Bosnian Prime Minister Haris Silajdzic said the fighting subsided Saturday because Serbs “are slowing their attacks down.” The Serb military claimed the government was still attacking west of Banja Luka.

U.N. observers arrived on the Serb side of the front line at the invitation of Serb leaders, who demanded the world determine who breached the truce.

U.N. officials have said they could not judge the level of fighting nor who initiated it because they were barred from the area.

U.N. spokesman Lt. Col. Chris Vernon warned the government that if it did not allow similar inspections on its side, “people will conclude that you are not adhering to the cease-fire.”

In Banja Luka, Serb leaders discussed whether to stick with the U.S.-led peace process. They had reluctantly signed up for talks at the behest of Serbian President Slobodan Milosevic, but also would depend on his troops to hit back with any real force on the battlefield.

“Our enemies do not respect the cease-fire,” said Momcilo Krajisnik, a Serb leader. “We find ourselves in the position to either have the peace process collapse, or to make it crystal clear that we shall not accept such a false cease-fire and such an approving attitude of the international community toward the Muslim and Croat behavior.”

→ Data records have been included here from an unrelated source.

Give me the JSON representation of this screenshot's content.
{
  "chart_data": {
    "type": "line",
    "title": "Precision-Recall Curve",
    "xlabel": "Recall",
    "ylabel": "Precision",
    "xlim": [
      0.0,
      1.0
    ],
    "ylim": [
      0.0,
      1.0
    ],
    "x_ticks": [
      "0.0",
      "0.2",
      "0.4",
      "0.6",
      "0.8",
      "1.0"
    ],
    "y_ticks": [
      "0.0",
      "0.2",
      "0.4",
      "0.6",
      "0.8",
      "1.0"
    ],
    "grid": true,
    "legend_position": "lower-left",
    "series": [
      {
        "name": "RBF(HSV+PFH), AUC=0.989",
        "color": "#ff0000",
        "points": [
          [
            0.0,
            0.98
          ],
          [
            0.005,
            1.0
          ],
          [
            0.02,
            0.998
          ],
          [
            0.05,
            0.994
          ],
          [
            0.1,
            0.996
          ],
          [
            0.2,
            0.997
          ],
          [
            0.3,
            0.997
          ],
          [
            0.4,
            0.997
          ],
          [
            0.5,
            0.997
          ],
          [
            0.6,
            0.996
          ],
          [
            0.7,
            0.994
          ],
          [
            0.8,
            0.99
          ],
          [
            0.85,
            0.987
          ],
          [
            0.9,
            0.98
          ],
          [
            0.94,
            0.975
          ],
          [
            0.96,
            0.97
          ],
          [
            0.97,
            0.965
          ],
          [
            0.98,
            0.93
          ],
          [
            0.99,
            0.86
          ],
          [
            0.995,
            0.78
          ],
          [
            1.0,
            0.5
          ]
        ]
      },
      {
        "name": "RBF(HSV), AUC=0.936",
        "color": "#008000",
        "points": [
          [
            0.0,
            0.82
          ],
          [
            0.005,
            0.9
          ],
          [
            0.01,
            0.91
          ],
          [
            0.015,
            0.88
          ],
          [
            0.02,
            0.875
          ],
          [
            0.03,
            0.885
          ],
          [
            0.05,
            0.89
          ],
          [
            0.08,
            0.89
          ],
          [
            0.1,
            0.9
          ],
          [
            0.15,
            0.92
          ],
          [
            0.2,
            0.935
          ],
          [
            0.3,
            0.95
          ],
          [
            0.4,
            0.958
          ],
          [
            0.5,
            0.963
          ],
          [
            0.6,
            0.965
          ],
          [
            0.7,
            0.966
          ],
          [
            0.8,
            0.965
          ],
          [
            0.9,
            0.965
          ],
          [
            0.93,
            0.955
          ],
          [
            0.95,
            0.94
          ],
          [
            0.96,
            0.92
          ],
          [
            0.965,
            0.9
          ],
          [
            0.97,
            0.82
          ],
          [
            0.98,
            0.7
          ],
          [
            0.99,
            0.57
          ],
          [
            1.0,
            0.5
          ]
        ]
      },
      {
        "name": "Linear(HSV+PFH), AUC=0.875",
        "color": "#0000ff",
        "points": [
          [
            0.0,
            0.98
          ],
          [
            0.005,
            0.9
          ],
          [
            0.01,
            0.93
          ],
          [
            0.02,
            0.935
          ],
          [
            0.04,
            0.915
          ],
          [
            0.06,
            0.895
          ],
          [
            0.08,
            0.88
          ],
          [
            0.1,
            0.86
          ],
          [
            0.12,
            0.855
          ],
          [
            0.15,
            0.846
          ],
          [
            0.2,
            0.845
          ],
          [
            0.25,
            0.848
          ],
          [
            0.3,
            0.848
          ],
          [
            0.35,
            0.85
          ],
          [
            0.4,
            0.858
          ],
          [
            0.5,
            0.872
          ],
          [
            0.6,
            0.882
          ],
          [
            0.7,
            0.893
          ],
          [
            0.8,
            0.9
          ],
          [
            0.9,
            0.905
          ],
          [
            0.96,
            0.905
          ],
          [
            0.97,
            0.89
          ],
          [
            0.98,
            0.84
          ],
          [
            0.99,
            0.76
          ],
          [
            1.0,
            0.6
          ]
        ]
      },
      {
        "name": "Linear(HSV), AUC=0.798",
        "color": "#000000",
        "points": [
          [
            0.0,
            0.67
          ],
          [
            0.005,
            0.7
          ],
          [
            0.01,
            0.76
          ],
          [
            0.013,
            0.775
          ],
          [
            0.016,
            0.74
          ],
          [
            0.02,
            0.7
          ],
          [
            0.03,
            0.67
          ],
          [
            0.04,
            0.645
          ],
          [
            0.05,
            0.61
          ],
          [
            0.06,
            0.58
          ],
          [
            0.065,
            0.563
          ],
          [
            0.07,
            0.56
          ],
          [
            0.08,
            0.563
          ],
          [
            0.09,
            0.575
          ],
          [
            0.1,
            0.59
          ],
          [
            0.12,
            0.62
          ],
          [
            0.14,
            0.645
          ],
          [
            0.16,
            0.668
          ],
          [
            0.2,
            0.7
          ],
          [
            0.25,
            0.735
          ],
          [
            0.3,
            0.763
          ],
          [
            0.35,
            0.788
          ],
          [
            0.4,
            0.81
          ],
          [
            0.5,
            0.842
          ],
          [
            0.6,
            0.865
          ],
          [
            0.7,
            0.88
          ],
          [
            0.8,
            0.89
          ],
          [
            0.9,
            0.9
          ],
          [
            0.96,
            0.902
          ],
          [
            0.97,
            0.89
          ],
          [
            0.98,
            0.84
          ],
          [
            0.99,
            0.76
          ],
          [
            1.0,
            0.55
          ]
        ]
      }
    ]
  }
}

In Sarajevo, Shalikashvili said that “any fighting is a serious threat to the cease-fire.” He added that NATO airstrikes so far used only against the Serbs - remained an option to stop attacks.

At U.N.-mediated talks in Sarajevo in conjunction with the cease-fire, the warring sides agreed to provide maps by Sunday night of the confrontation lines, U.N. officials said. That could be a first step toward disengagement.